2012
Ich werde sterben!
April 2012


Ich werde sterben!

Ramona Ross, Tennessee, USA

Ich arbeitete als Krankenschwester auf einer Genesungsstation, wo immer viel zu tun war. Einmal erhielt ich einen Anruf. Es ging um einen Patienten namens Bill, der frisch operiert war. Er hätte auf die Intensivstation kommen sollen, wurde aber mir zugeteilt, weil die Intensivstation voll belegt war.

Der Patient traf bald darauf mit seinen Angehörigen ein. Ich war erleichtert, dass er wach und bei klarem Verstand war und offenbar auch keine Beschwerden hatte.

Nachdem ich die Vitalfunktionen überprüft und ihn und seine Angehörigen mit dem Zimmer vertraut gemacht hatte, ging ich auf den Flur, um auf seiner Karte etwas zu notieren. Gerade als ich mit dem Stift das Papier berührte, hörte ich eine Stimme sagen: „Geh zurück in sein Zimmer.“ Ich hörte auf zu schreiben und wandte mich um. Da war niemand. Ich dachte schon, ich hätte mir die Stimme eingebildet, als ich sie zum zweiten Mal hörte – nur noch lauter.
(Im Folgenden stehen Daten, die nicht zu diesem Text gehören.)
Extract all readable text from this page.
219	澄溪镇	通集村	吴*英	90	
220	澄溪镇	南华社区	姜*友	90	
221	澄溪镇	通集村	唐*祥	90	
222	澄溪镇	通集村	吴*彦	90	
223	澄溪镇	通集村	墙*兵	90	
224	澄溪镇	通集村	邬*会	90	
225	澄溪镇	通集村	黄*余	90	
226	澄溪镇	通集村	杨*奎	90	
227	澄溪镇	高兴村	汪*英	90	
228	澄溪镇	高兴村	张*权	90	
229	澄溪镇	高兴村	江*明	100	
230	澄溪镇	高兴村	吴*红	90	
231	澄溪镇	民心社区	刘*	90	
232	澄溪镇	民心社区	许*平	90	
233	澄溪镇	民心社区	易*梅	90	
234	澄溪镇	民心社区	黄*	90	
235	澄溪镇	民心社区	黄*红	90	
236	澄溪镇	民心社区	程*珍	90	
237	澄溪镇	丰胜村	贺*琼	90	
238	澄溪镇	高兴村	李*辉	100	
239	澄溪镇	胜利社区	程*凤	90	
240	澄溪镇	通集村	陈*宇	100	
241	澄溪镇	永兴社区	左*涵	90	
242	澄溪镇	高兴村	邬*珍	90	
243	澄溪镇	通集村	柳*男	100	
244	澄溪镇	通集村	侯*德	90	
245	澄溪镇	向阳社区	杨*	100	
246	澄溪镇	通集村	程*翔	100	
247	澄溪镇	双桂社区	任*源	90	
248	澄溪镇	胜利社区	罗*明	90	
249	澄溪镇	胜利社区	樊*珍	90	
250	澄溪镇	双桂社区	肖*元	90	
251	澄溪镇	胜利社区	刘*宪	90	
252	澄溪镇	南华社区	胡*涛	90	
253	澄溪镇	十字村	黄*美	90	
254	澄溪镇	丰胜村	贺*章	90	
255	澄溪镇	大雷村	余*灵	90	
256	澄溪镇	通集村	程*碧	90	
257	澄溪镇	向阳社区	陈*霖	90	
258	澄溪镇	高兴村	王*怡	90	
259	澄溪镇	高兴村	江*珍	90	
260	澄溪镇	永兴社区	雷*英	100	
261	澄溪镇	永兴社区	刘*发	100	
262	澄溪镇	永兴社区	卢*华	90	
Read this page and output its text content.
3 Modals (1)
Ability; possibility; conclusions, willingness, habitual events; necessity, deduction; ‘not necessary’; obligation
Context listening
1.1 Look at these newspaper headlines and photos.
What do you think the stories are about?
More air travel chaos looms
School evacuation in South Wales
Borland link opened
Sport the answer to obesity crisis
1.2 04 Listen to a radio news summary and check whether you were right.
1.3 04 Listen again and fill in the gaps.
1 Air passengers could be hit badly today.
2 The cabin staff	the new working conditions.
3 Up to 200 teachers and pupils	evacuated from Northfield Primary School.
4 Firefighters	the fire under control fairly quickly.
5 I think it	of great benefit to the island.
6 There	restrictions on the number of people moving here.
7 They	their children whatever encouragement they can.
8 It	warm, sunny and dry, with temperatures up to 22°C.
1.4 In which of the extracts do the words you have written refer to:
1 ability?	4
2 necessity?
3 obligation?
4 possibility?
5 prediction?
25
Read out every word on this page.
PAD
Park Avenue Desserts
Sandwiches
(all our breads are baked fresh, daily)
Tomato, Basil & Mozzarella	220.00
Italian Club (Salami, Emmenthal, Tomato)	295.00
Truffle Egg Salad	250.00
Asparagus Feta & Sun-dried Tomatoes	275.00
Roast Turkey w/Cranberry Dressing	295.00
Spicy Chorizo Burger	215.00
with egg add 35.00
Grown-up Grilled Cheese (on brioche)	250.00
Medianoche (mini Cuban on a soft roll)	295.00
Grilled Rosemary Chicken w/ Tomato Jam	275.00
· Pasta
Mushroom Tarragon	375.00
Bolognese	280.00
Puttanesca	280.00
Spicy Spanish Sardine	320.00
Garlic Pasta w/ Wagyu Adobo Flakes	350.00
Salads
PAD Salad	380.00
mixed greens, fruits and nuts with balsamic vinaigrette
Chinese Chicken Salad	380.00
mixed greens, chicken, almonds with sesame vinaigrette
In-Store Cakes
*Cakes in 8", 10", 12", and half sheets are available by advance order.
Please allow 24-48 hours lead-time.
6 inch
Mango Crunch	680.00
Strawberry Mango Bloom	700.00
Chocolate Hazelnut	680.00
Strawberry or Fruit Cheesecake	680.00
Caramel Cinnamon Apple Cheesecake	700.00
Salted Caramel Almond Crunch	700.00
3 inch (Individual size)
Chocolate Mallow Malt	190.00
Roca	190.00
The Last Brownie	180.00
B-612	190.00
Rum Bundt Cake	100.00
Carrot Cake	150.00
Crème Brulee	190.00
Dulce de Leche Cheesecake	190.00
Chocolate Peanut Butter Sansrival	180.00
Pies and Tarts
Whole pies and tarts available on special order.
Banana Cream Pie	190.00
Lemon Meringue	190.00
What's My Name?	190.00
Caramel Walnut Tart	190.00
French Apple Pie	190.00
Ich rannte zurück in Bills Zimmer und sah sofort, dass sein Hals aufs Doppelte angeschwollen war. Er bekam kaum Luft. In der Annahme, dass die Halsschlagader perforiert worden war, drückte ich mit der rechten Hand gegen seinen Hals, während ich mit der linken den Neuroradiologen anrief, der den Patienten operiert hatte. Der Chirurg sagte, er werde so schnell wie möglich ein Team schicken, das Bill abhole. „Und nehmen Sie die Hand nicht weg!“, wies er mich an.

Als ich weiter die Ader abdrückte, fiel mein Blick auf ein Buch neben Bills Bett, das ich gut kannte. „Sie sind Mitglied der Kirche?“, fragte ich.

Er versuchte zu nicken und sagte mir dann, er sei Tempelarbeiter im Atlanta-Georgia-Tempel. Er blinzelte ein paar Tränen fort und sagte: „Ich werde sterben!“

Ich sagte ihm, er werde nicht sterben, und erklärte mit Nachdruck: „Ich werde nächsten Monat im Atlanta-Tempel heiraten, und Sie werden dort sein.“ Das OP-Team traf ein und eilte mit Bill davon.

Bei all der Aufregung und den Vorbereitungen für meine Hochzeit im folgenden Monat dachte ich fast gar nicht mehr an Bill, der, wie sich herausstellte, auf ein Medikament allergisch reagiert hatte. Doch als die Frau des Tempelpräsidenten mich am Tag meiner Hochzeit zum Siegelungsraum begleitete, sah ich ein bekanntes Gesicht: Bills Frau Georgia. Als ich ihr sagte, dass ich heiratete, ging sie los, um Bill zu suchen. Kurz bevor die Zeremonie begann, öffnete sich die Tür, und Bill kam herein. Nachdem er wochenlang unter Kopfschmerzen, Übelkeit und Müdigkeit gelitten hatte, hatte sich Bill an diesem Tag wohl genug gefühlt, um zum Tempel zu fahren. Er hatte aber nicht gewusst, dass ich an dem Tag heiratete.

Zwei Jahre später wurden mein Mann und ich als Tempelarbeiter in den Nashville-Tennessee-Tempel berufen. Als wir im Tempel ankamen, um eingesetzt zu werden, hielt mir ein freundlicher Mann die Tür auf und sagte: „Willkommen im Nashville-Tempel!“ Es war Bruder Bill.

Wir dienten drei Jahre lang gemeinsam im Tempel. Bill erzählte jedem, dass ich ihm das Leben gerettet hatte, aber ich wusste, dass der Herr ihn gerettet hatte. Und mir hatte der Herr dabei beigebracht, wie wichtig es ist, die Eingebungen des Heiligen Geistes zu beachten.